Der Frage nachgehend, inwiefern die Entwicklung zu einer mündigen Identität im religiösen Kontext möglich ist und ob Religiosität in der modernen Gesellschaft einen nur verzichtbaren oder doch notwendigen Beitrag zur Identitätsbildung leisten kann, liegt die Aufgabenstellung dieser Arbeit:
• In der Kennzeichnung jener historisch gewachsenen Merkmale der Moderne, die die Spannung erzeugen, welche die Religion zu einem fragwürdigen Moment bei der Bildung von Identität, unter den Bedingungen der Gegenwart, macht.
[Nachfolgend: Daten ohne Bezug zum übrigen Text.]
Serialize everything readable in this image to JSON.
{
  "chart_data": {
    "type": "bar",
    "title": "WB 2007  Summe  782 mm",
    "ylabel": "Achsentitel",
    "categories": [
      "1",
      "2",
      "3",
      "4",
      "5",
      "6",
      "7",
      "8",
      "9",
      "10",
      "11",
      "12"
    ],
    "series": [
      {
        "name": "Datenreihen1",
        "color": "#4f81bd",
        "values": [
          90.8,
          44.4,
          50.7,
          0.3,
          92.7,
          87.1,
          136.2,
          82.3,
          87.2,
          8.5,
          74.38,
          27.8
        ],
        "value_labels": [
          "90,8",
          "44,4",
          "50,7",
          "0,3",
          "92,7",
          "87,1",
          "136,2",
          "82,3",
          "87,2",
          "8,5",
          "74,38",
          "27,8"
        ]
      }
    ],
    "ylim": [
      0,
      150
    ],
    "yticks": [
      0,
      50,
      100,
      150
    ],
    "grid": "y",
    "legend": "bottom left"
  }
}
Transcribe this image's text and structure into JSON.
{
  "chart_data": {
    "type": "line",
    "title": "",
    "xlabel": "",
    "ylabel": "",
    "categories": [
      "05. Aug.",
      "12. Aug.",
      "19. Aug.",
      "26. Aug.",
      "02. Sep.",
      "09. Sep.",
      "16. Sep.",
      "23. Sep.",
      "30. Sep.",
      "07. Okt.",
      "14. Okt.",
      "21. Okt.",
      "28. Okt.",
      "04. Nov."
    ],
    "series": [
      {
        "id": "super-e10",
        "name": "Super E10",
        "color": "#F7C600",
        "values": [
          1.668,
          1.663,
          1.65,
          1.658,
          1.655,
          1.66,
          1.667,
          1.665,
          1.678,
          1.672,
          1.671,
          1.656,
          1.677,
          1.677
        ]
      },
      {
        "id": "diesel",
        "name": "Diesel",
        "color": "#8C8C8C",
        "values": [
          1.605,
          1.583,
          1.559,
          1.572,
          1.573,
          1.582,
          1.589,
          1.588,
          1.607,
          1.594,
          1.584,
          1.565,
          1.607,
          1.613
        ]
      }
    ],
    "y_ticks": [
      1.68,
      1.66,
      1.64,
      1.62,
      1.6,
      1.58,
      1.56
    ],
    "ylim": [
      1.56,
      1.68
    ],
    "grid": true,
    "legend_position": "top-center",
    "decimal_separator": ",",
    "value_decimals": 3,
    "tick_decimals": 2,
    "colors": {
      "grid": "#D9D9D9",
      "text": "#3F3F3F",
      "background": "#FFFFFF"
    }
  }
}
• Im Aufzeigen von sozialwissenschaftlichen Theorien und philosophischen Grundlagen zum Begriff Mündigkeit. Hierbei stützt sich der Autor zum einen auf die Identitätstheorie und Diskursethik von Jürgen Habermas sowie die entwicklungspsychologischen Modelle von Erik H. Erikson und Lawrence Kohlberg, die den Wachstumsprozess zur personalen Autonomie darstellen. In Anlehnung an die Überlegungen von Jürgen Habermas, werden jene von der Religion ausgehenden störenden Momente skizziert, die in Bezug auf die Identitätsbildung im religiösen Kontext auftauchen.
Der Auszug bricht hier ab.